Jumat, 14 Juni 2013

Sunat Perempuan Tidak Punya Landasan Anjuran

Sunat Perempuan

Sunat biasanya dilakukan pada anak laki-laki tapi di beberapa wilayah di tanah air praktik sunat juga dilakukan terhadap perempuan. Berbagai alasan dan tata cara yang berbeda dilakukan sesuai adat istiadat dan kebiasaan ataupun perintah agama. Dalam PMK yang ditandatangani mantan Menteri Kesehatan Endang Rahayu Sedyaningsih pada 15 November 2010, disebutkan definisi sunat perempuan adalah tindakan menggores kulit yang menutupi bagian depan klitoris tanpa melukai klitoris.
Sunat perempuan juga hanya boleh dilakukan oleh tenaga kesehatan, dokter spesialis, bidan, perawat atau mantri yang memiliki keterampilan dan kewengangan untuk melakukan upaya kesehatan dan telah memiliki surat izin praktik sesuai dengan perundang-undangan.
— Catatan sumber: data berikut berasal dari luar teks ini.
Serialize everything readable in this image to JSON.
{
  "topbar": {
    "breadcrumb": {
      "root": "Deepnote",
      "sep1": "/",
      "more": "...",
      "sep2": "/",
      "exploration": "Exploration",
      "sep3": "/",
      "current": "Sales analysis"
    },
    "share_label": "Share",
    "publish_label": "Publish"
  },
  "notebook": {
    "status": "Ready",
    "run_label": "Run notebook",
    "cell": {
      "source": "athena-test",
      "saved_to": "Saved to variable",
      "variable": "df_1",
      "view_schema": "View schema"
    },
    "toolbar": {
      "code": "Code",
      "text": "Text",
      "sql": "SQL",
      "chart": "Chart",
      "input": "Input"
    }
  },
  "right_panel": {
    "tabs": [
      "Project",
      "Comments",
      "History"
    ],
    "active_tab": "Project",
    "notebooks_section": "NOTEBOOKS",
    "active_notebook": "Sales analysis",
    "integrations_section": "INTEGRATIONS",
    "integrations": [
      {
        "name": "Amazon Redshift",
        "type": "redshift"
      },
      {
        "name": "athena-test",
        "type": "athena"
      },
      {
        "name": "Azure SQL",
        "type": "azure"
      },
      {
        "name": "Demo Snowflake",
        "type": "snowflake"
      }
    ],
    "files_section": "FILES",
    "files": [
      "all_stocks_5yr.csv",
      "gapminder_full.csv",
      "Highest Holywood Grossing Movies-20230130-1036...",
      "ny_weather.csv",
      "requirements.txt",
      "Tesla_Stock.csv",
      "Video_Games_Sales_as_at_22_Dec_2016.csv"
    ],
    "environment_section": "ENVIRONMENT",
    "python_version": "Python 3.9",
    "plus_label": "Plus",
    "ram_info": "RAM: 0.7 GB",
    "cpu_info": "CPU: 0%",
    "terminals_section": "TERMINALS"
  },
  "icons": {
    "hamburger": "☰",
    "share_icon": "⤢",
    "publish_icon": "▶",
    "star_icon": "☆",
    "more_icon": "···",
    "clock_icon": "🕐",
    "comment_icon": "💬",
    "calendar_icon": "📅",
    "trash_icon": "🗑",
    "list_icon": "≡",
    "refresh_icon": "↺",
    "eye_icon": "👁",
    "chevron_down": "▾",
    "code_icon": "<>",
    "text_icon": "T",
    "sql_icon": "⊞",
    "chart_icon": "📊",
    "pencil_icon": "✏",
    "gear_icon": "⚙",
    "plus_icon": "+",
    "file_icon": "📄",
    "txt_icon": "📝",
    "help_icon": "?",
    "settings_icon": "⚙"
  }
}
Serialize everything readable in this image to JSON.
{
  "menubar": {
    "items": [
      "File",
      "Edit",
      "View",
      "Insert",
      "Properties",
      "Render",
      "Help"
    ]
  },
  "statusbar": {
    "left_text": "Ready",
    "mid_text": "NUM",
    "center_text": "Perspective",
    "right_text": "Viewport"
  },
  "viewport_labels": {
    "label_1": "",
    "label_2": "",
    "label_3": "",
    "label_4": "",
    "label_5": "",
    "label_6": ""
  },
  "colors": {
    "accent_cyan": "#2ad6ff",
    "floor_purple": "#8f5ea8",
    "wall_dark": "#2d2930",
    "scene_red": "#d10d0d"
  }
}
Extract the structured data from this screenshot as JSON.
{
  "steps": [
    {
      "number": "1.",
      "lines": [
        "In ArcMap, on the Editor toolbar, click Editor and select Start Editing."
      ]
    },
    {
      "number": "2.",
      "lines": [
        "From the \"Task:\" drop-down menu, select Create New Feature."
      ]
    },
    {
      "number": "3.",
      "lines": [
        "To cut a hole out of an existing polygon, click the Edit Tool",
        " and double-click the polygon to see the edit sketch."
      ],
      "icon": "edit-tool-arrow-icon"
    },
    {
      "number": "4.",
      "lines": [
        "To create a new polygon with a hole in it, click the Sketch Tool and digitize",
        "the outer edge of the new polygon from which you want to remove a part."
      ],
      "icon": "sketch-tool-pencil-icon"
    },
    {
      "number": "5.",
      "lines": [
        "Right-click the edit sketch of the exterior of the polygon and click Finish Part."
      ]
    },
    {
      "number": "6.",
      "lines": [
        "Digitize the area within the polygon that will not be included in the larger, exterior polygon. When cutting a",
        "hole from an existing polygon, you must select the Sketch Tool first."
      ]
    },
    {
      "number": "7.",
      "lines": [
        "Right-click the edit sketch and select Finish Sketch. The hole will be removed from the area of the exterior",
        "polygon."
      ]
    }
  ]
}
Tenaga kesehatan itu pun diutamakan yang berjenis kelamin perempuan.
Kenyataannya di lapangan praktik sunat perempuan tetap banyak dilakukan bukan oleh tenaga kesehatan yang berwengang. Masyarakat banyak yang menggunakan jasa dukun sunat tradisional.Menurut Ketua Majelis Ulama Indonesia KH Amidhan, pada tahun 2008 pernah MUI mengeluarkan fatwa makrumah atau ibadah yang dianjurkan artinya dalam agama Islam sunat perempuan belum bersifat wajib.
Alat untuk menyunat adalah pisau (55 persen), gunting (24 persen), sembilu (bambu) atau silet (5 persen), jarum (1 persen), serta sisanya sekitar 15 persen pinset, kuku atau jari penyunat, koin, dan kunyit. Caranya adalah dengan pemotongan klitoris, yaitu insisi (22 persen) dan eksisi (72 persen) menggunakan gunting, serta mengerik dan menggores klitoris (6 persen) menggunakan bambu atau silet.
Pelaksanaan sunat perempuan sangat bervariasi, mulai dari tenaga medis (baik perawat, bidan, maupun dokter), dukun bayi, maupun dukun/tukang sunat, dengan menggunakan alat-alat tradisional (pisau, sembilu, bamboo, jarum, kaca, kuku) hingga alat modern (gunting, scapula).
Tradisi dan Agama
Pelaksanaan sunat perempuan setelah ditelusuri dasar normatif (al-Qur’an dan Hadits) di dalam ajaran agama Islam tidak ditemukan. Ayat yang senantiasa dijadikan rujukan hukum atas sunat bagi laki-laki dan perempuan adalah QS An-Nahl:123, yang artinya ”Kemudian Kami wahyukan kepadamu agar mengikuti millah Nabi Ibrahim.” Menurut KH Husein Muhammad dari Pondok Pesantren Darut tauhit, Cirebon, tidak ada pakar tafsir yang mengaitkan ayat tersebut dengan kewajiban sunat untuk perempuan. Ayat itu intinya memerintahkan pada nabi Muhammad membebaskan diri dari penyembahan terhadap berhala dan kepasrahan kepada tuhan.
Salah satu contoh praktek sunat perempuan adat istiadat yang ada di masyarakat Madura yaitu tradisi sunat perempuan. Tradisi ini telah dilaksanakan secara turun temurun mungkin hingga saat ini. Mengingat tradisi ini telah dilarang oleh pemerintah. Tradisi ini telah ada sebelum agama islam masuk ke pulau Madura dan semakin kuat saat agama islam telah masuk ke pulau Madura.
Dampak negatif salah satu sunat perempuan adalah klitoris memainkan peran penting dalam meningkatkan kenikmatan seksual seorang perempuan. Selain itu, melalui klitoris, ekskresi kelenjar dapat terjadi di sekitar vagina.
Dengan demikian bisa diambil kesimpulan bahwa sunat perempuan tidak berdasar apapun baik dilihat dari segi agama maupun kesehatan. Yang ada hanya malah dampak negatif pada diri sendiri saat kenikmatan sexsual berkurang kelak dikemudian hari.